米首都ワシントン郊外のバージニア州北部にある大型ショッピングモールで新年早々の1日、買い物客たちが突如パニックになり逃げだすという騒ぎがあった。この混乱は、銃撃事件が起きたとのうわさによって引き起こされた。だが、地元警察によると、実際には発砲はなかった。モール内の宝石店で男がショーケースのガラスを割り、盗みを働いたことが発砲のうわさに発展したようだ。

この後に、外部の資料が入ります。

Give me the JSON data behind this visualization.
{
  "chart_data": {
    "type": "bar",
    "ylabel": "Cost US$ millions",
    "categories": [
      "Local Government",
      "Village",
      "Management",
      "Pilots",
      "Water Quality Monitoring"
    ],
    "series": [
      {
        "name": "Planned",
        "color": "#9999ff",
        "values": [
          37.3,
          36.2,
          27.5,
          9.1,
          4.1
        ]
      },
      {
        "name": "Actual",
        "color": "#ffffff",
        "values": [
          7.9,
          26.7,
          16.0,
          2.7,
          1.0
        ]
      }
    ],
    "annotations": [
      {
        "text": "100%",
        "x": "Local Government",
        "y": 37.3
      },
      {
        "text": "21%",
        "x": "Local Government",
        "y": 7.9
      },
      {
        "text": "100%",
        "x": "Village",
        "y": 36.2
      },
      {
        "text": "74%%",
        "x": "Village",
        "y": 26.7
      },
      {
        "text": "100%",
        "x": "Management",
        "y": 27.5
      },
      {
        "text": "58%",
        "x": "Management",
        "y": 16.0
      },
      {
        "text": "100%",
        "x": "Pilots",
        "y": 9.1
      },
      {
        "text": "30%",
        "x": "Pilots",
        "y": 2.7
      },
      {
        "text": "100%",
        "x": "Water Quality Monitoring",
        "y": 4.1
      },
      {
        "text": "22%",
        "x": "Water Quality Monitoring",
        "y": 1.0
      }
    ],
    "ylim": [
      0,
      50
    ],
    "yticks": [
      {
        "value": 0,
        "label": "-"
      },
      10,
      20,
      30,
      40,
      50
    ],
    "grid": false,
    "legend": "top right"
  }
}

クリスマス前の買い物客でにぎわう昨年12月の週末にも、同じモールで銃撃があったとして、多くの人が出口に向かって逃げだした。モール内で非番の警察官が、強盗事件に関与していた可能性のある容疑者2人を拘束し、銃を押収したことがきっかけだが、実際に発砲はなかった。

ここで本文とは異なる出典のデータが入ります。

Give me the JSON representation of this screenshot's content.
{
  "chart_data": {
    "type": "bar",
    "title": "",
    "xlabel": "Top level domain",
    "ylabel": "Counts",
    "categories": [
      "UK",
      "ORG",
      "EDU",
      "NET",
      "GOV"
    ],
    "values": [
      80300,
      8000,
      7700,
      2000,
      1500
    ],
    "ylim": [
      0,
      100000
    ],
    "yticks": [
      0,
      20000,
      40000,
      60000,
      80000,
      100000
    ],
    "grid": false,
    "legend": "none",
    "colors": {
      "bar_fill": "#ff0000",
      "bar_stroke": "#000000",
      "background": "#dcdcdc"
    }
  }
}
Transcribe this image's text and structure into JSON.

いずれも根拠のない空騒ぎだったわけだが、人々が神経質になっているのには理由がある。昨年6月にこのモールで実際に発砲事件があった。発砲で怪我(けが)をした人はいなかったが、3人が避難の際に軽傷を負った。また昨年11月には、同州内のスーパーの従業員が6人の同僚を射殺する事件も起きている。

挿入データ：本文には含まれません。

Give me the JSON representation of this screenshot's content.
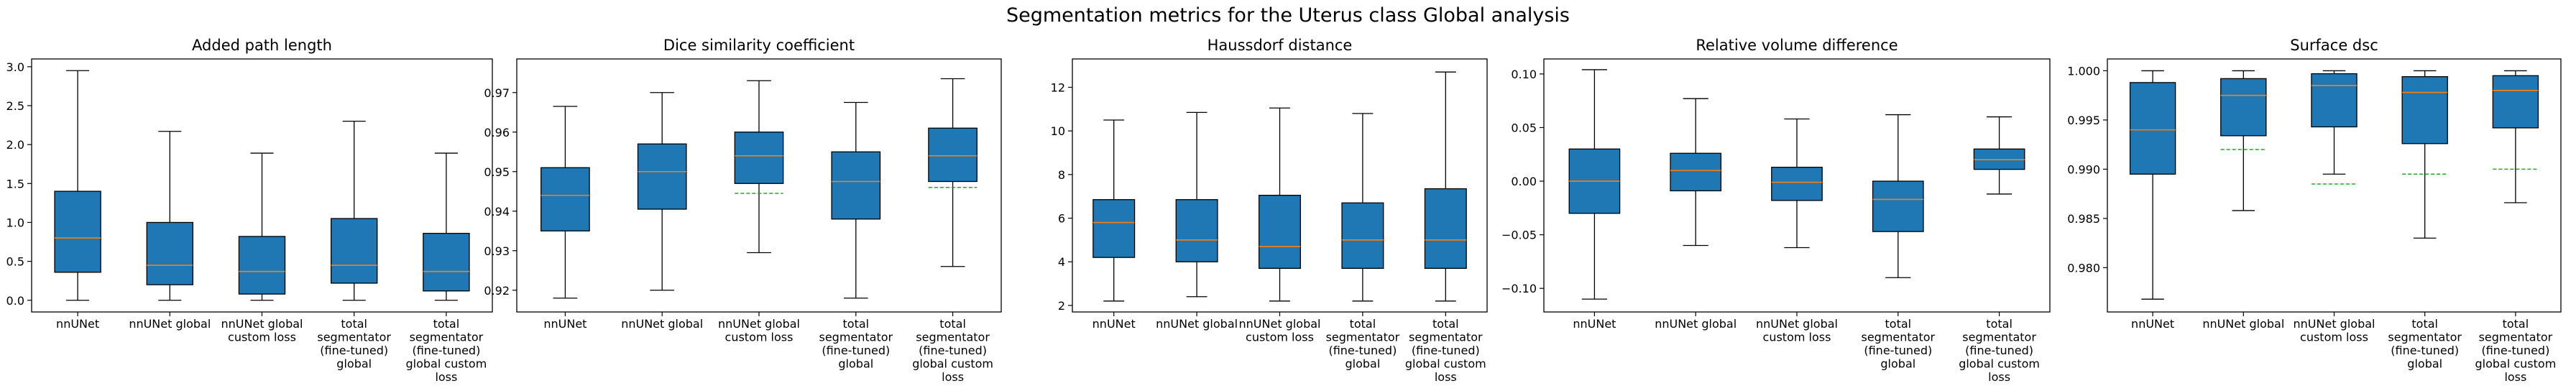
{
  "suptitle": "Segmentation metrics for the Uterus class Global analysis",
  "colors": {
    "box": "#1f77b4",
    "median": "#ff7f0e",
    "mean": "#2ca02c",
    "line": "#000000"
  },
  "chart_data": [
    {
      "type": "box",
      "title": "Added path length",
      "categories": [
        "nnUNet",
        "nnUNet global",
        "nnUNet global custom loss",
        "total segmentator (fine-tuned) global",
        "total segmentator (fine-tuned) global custom loss"
      ],
      "category_lines": [
        [
          "nnUNet"
        ],
        [
          "nnUNet global"
        ],
        [
          "nnUNet global",
          "custom loss"
        ],
        [
          "total",
          "segmentator",
          "(fine-tuned)",
          "global"
        ],
        [
          "total",
          "segmentator",
          "(fine-tuned)",
          "global custom",
          "loss"
        ]
      ],
      "ylim": [
        -0.15,
        3.1
      ],
      "yticks": [
        "0.0",
        "0.5",
        "1.0",
        "1.5",
        "2.0",
        "2.5",
        "3.0"
      ],
      "boxes": [
        {
          "whislo": 0.0,
          "q1": 0.36,
          "med": 0.8,
          "q3": 1.4,
          "whishi": 2.95
        },
        {
          "whislo": 0.0,
          "q1": 0.2,
          "med": 0.45,
          "q3": 1.0,
          "whishi": 2.17
        },
        {
          "whislo": 0.0,
          "q1": 0.08,
          "med": 0.37,
          "q3": 0.82,
          "whishi": 1.89
        },
        {
          "whislo": 0.0,
          "q1": 0.22,
          "med": 0.45,
          "q3": 1.05,
          "whishi": 2.3
        },
        {
          "whislo": 0.0,
          "q1": 0.12,
          "med": 0.37,
          "q3": 0.86,
          "whishi": 1.89
        }
      ]
    },
    {
      "type": "box",
      "title": "Dice similarity coefficient",
      "categories": [
        "nnUNet",
        "nnUNet global",
        "nnUNet global custom loss",
        "total segmentator (fine-tuned) global",
        "total segmentator (fine-tuned) global custom loss"
      ],
      "category_lines": [
        [
          "nnUNet"
        ],
        [
          "nnUNet global"
        ],
        [
          "nnUNet global",
          "custom loss"
        ],
        [
          "total",
          "segmentator",
          "(fine-tuned)",
          "global"
        ],
        [
          "total",
          "segmentator",
          "(fine-tuned)",
          "global custom",
          "loss"
        ]
      ],
      "ylim": [
        0.9145,
        0.9785
      ],
      "yticks": [
        "0.92",
        "0.93",
        "0.94",
        "0.95",
        "0.96",
        "0.97"
      ],
      "boxes": [
        {
          "whislo": 0.918,
          "q1": 0.935,
          "med": 0.944,
          "q3": 0.951,
          "whishi": 0.9665
        },
        {
          "whislo": 0.92,
          "q1": 0.9405,
          "med": 0.95,
          "q3": 0.957,
          "whishi": 0.97
        },
        {
          "whislo": 0.9295,
          "q1": 0.947,
          "med": 0.954,
          "q3": 0.96,
          "whishi": 0.973,
          "mean": 0.9445
        },
        {
          "whislo": 0.918,
          "q1": 0.938,
          "med": 0.9475,
          "q3": 0.955,
          "whishi": 0.9675
        },
        {
          "whislo": 0.926,
          "q1": 0.9475,
          "med": 0.954,
          "q3": 0.961,
          "whishi": 0.9735,
          "mean": 0.946
        }
      ]
    },
    {
      "type": "box",
      "title": "Haussdorf distance",
      "categories": [
        "nnUNet",
        "nnUNet global",
        "nnUNet global custom loss",
        "total segmentator (fine-tuned) global",
        "total segmentator (fine-tuned) global custom loss"
      ],
      "category_lines": [
        [
          "nnUNet"
        ],
        [
          "nnUNet global"
        ],
        [
          "nnUNet global",
          "custom loss"
        ],
        [
          "total",
          "segmentator",
          "(fine-tuned)",
          "global"
        ],
        [
          "total",
          "segmentator",
          "(fine-tuned)",
          "global custom",
          "loss"
        ]
      ],
      "ylim": [
        1.7,
        13.3
      ],
      "yticks": [
        "2",
        "4",
        "6",
        "8",
        "10",
        "12"
      ],
      "boxes": [
        {
          "whislo": 2.2,
          "q1": 4.2,
          "med": 5.8,
          "q3": 6.85,
          "whishi": 10.5
        },
        {
          "whislo": 2.4,
          "q1": 4.0,
          "med": 5.0,
          "q3": 6.85,
          "whishi": 10.85
        },
        {
          "whislo": 2.2,
          "q1": 3.7,
          "med": 4.7,
          "q3": 7.05,
          "whishi": 11.05
        },
        {
          "whislo": 2.2,
          "q1": 3.7,
          "med": 5.0,
          "q3": 6.7,
          "whishi": 10.8
        },
        {
          "whislo": 2.2,
          "q1": 3.7,
          "med": 5.0,
          "q3": 7.35,
          "whishi": 12.7
        }
      ]
    },
    {
      "type": "box",
      "title": "Relative volume difference",
      "categories": [
        "nnUNet",
        "nnUNet global",
        "nnUNet global custom loss",
        "total segmentator (fine-tuned) global",
        "total segmentator (fine-tuned) global custom loss"
      ],
      "category_lines": [
        [
          "nnUNet"
        ],
        [
          "nnUNet global"
        ],
        [
          "nnUNet global",
          "custom loss"
        ],
        [
          "total",
          "segmentator",
          "(fine-tuned)",
          "global"
        ],
        [
          "total",
          "segmentator",
          "(fine-tuned)",
          "global custom",
          "loss"
        ]
      ],
      "ylim": [
        -0.122,
        0.114
      ],
      "yticks": [
        "−0.10",
        "−0.05",
        "0.00",
        "0.05",
        "0.10"
      ],
      "ytick_values": [
        -0.1,
        -0.05,
        0.0,
        0.05,
        0.1
      ],
      "boxes": [
        {
          "whislo": -0.11,
          "q1": -0.03,
          "med": 0.0,
          "q3": 0.03,
          "whishi": 0.104
        },
        {
          "whislo": -0.06,
          "q1": -0.009,
          "med": 0.01,
          "q3": 0.026,
          "whishi": 0.077
        },
        {
          "whislo": -0.062,
          "q1": -0.018,
          "med": -0.001,
          "q3": 0.013,
          "whishi": 0.058
        },
        {
          "whislo": -0.09,
          "q1": -0.047,
          "med": -0.017,
          "q3": 0.0,
          "whishi": 0.062
        },
        {
          "whislo": -0.012,
          "q1": 0.011,
          "med": 0.02,
          "q3": 0.03,
          "whishi": 0.06
        }
      ]
    },
    {
      "type": "box",
      "title": "Surface dsc",
      "categories": [
        "nnUNet",
        "nnUNet global",
        "nnUNet global custom loss",
        "total segmentator (fine-tuned) global",
        "total segmentator (fine-tuned) global custom loss"
      ],
      "category_lines": [
        [
          "nnUNet"
        ],
        [
          "nnUNet global"
        ],
        [
          "nnUNet global",
          "custom loss"
        ],
        [
          "total",
          "segmentator",
          "(fine-tuned)",
          "global"
        ],
        [
          "total",
          "segmentator",
          "(fine-tuned)",
          "global custom",
          "loss"
        ]
      ],
      "ylim": [
        0.9755,
        1.0012
      ],
      "yticks": [
        "0.980",
        "0.985",
        "0.990",
        "0.995",
        "1.000"
      ],
      "boxes": [
        {
          "whislo": 0.9768,
          "q1": 0.9895,
          "med": 0.994,
          "q3": 0.9988,
          "whishi": 1.0
        },
        {
          "whislo": 0.9858,
          "q1": 0.9934,
          "med": 0.9975,
          "q3": 0.9992,
          "whishi": 1.0,
          "mean": 0.992
        },
        {
          "whislo": 0.9895,
          "q1": 0.9943,
          "med": 0.9985,
          "q3": 0.9997,
          "whishi": 1.0,
          "mean": 0.9885
        },
        {
          "whislo": 0.983,
          "q1": 0.9926,
          "med": 0.9978,
          "q3": 0.9994,
          "whishi": 1.0,
          "mean": 0.9895
        },
        {
          "whislo": 0.9866,
          "q1": 0.9942,
          "med": 0.998,
          "q3": 0.9995,
          "whishi": 1.0,
          "mean": 0.99
        }
      ]
    }
  ]
}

このモールはデパートやブランド店が並ぶしゃれた雰囲気の場所で、筆者も時々行くが、これまで危険を感じたことは全くない。しかし、米国全体で犯罪が増加する中、多くの人が漠然とした不安を感じているのではないか。
だが、心配しながら買い物したいとは誰も思わないだろう。今年こそは、治安が改善する一年となることを願う。